By Olivia Schanafelt/El Inde

Kyle Shillingburg, a senior at Arizona State University in Tempe, Arizona, is studying early elementary education. He is 21 years old, freakishly tall and sweet-natured.

Shillingburg works at Kyrene de los Lagos Elementary School, Monday through Thursday, and remains there for the entirety of the school day. His day consists of helping the classroom teacher, giving lesson plans and making sure the students have the necessary learning tools.  

Most of the requirements made by the ASU education program are that the students must attend a school and eventually teach the entire day. At the beginning of his journey, Shillingburg was just required to help and assist the teacher, but now as a senior, he is expected to teach the whole day. 

He was placed in a second grade class that has 23 kids, compared to the other classrooms at Kyrene de los Lagos that have 26 students. That may seem like a large class size, but Shillingburg has seen worse over the past 4 years. 

“It’s been up to like 32, like 35 before … But we have 23, so it’s kind of nice that kids get more small groups or even one on-ones with the teachers,” Shillingburg says.

Everyday in Arizona, kids ranging in age suffer due to the decreasing number of teachers present in the classroom. Kids should show up to school happy to learn and achieve their goals, yet this is not the case in many schools in Arizona.

Many of them are having to combine classrooms that are way too big to spread the teachers out. Studies have shown that students and young kids learn better with more of a one-on-one type of learning style. With the growing number of classrooms, it would be impossible for these students to learn effectively without the extra attention.

Both Arizona State University and the University of Arizona have colleges of education that prepare and teach students to become teachers after graduation. With both of these colleges offering education degrees: Why are these graduates not staying in Arizona?

 After he graduates from Arizona State University, Shillingburg is planning on  staying in the state, even though Shillingburg does not feel like the compensation for teachers matches the hard work they dedicate here everyday.
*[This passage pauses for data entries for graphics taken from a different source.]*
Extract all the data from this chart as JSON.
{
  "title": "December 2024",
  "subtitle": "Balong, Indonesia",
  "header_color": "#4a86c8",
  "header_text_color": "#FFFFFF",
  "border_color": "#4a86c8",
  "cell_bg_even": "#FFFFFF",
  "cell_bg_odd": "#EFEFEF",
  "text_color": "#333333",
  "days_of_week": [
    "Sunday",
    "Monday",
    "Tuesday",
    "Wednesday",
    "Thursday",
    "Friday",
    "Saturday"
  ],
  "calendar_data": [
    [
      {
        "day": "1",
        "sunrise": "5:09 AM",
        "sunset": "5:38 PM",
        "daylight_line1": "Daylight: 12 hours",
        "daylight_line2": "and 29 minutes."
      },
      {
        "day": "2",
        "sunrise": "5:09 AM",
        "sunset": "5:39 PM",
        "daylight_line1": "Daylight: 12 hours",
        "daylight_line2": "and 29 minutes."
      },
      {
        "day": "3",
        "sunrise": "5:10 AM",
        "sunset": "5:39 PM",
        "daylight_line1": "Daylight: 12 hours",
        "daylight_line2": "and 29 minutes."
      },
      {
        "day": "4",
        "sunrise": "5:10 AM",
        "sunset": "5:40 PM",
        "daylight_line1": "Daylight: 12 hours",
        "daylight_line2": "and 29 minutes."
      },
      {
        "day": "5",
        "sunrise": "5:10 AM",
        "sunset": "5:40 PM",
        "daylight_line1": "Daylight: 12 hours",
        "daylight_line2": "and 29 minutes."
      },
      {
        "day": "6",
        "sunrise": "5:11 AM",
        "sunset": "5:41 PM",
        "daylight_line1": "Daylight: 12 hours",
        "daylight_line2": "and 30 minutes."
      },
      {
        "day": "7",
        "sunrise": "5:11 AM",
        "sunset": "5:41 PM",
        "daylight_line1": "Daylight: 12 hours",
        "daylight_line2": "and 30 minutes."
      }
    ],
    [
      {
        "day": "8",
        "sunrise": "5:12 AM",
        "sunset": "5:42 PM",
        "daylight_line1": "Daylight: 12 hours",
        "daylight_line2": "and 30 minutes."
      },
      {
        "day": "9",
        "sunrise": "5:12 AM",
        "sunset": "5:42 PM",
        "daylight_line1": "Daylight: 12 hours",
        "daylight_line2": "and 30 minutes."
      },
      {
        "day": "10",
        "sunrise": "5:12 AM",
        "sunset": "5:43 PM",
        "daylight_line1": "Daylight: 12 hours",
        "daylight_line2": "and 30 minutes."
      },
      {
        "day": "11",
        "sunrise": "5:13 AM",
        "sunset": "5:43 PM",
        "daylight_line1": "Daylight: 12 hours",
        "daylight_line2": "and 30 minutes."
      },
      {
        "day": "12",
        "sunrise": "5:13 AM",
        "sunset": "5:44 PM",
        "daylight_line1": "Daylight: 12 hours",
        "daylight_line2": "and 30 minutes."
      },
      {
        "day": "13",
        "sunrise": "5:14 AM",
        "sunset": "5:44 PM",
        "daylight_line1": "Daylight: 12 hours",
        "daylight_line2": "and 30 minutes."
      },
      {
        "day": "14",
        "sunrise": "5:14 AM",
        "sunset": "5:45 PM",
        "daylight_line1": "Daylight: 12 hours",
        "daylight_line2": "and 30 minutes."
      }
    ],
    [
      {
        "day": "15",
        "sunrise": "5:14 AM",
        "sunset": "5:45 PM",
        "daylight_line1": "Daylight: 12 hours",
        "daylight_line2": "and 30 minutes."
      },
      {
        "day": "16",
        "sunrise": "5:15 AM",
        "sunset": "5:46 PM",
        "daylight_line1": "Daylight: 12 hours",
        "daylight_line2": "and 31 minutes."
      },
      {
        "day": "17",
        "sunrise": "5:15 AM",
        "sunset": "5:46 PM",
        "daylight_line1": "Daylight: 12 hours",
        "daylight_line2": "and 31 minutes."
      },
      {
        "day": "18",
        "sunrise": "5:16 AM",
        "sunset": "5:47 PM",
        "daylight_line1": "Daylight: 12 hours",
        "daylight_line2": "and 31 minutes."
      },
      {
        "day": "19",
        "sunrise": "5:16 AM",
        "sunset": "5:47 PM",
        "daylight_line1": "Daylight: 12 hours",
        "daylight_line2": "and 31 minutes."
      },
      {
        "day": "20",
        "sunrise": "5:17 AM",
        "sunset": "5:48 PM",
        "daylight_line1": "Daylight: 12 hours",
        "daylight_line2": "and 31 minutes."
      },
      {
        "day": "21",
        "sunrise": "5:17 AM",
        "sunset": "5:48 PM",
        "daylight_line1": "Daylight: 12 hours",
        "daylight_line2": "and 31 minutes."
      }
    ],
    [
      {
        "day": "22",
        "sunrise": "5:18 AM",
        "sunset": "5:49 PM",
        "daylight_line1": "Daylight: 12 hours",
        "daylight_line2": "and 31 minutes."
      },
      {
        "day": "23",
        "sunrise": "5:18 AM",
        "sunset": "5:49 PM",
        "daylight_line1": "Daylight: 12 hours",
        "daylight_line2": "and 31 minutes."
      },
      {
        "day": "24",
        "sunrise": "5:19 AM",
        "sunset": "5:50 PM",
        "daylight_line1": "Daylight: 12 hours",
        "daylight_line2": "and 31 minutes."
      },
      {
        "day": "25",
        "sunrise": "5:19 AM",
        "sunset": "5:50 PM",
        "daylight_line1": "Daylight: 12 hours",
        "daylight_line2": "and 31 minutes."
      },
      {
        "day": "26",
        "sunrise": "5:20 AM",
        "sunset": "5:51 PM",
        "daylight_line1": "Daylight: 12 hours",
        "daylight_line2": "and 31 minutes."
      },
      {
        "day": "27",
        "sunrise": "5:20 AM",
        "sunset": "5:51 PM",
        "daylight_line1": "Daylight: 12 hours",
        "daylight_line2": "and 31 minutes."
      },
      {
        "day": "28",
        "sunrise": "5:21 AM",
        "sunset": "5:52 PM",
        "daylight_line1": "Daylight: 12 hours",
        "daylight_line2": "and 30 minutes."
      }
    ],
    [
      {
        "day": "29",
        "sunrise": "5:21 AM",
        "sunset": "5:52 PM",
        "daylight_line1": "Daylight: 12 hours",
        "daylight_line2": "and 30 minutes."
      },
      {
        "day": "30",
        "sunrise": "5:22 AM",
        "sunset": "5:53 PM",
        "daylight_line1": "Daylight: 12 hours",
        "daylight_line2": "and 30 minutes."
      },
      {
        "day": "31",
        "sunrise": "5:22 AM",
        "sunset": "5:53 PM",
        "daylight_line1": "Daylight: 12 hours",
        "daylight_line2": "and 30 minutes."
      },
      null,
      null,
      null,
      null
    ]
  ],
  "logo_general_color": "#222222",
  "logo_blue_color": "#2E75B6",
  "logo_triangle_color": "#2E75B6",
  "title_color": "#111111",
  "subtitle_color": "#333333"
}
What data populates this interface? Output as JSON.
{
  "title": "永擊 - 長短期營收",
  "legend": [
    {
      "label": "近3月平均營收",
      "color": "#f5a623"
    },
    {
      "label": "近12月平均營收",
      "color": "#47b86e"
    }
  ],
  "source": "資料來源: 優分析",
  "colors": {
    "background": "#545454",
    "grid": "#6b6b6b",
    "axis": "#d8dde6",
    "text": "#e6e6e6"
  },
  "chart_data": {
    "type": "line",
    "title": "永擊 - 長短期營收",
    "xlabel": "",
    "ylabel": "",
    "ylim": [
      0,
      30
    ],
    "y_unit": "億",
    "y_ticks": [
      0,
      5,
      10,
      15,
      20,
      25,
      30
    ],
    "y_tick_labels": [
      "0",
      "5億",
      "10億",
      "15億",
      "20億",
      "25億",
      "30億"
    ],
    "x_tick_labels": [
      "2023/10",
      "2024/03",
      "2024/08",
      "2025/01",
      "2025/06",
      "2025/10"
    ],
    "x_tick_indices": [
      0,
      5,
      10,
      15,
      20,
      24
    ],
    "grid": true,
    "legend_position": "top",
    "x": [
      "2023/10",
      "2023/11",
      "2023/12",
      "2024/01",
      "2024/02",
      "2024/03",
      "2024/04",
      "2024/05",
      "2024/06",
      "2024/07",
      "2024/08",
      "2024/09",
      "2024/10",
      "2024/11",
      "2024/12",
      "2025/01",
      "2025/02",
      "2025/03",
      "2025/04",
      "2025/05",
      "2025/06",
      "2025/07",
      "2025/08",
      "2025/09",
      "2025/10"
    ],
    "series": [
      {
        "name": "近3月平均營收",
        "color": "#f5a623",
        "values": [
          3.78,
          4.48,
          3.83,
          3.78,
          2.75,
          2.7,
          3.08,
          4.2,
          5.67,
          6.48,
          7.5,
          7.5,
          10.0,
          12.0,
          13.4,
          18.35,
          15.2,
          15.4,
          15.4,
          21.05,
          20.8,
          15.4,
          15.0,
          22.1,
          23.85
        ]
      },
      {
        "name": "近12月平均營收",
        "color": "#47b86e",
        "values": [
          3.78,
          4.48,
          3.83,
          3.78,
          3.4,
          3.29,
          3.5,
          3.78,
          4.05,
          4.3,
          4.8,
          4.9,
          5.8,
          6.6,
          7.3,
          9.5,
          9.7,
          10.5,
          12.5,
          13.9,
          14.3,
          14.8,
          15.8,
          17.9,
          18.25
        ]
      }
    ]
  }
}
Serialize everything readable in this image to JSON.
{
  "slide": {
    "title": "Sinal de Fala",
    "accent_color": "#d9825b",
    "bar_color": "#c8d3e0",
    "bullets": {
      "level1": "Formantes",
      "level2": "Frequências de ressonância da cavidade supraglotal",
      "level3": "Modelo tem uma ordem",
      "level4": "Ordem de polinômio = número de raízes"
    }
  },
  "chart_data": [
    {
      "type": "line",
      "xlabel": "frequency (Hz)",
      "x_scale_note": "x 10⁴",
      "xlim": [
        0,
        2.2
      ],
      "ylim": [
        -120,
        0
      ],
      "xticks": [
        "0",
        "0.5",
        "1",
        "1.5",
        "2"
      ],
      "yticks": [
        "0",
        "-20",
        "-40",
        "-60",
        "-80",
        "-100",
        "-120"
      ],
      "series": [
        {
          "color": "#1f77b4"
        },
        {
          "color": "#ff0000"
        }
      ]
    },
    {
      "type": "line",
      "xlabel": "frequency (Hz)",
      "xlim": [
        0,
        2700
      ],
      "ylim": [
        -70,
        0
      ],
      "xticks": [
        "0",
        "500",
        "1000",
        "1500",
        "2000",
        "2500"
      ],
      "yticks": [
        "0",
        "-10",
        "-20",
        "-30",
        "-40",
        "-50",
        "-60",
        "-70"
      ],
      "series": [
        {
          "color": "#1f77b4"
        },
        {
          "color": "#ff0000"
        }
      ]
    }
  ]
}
“People say (teaching) is only a nine, ten-month job because you get summer breaks and all that. But it is more than a 40-hour job,” Shillingburg says. He gets around $200 a month for his full-time job and thinks his wages should be much higher, considering how much time he puts into helping his students.

For some teachers, it can be hard to look past the job they are passionate about when the salary is hard to live off of. Given these average salaries, and the fact that they are off in the summers, it can be hard for teachers to not want to go elsewhere.

Suzanne West, 45, was a long-term substitute teacher before accepting a full time job as a teacher’s assistant in Phoenix. West is a mom of three and decided to go back to work once her kids were grown up. She worked for a few years as a substitute, but once her kids graduated, she wanted a more permanent job. West currently works at Copper Canyon Elementary School in Phoenix, in a special needs classroom.

A person can become a substitute teacher and a full-time teacher without having a degree in education. For most people, this can be a shocking discovery. The requirements to become a substitute teacher, West says, are lower than she’d imagined. 

“You basically need a pulse (to be a substitute teacher),” she says. “When I applied for my substitute certificate, I had to send in my degree, a $60 check and they stamp it and you have your sub certificate. That’s it.”

West has stayed in Arizona because she loves to make a difference here — something she has already seen through these children she helps. She stays despite the challenges, for the same reason most other teachers do: She would love to influence as many kids as she can, in a positive way.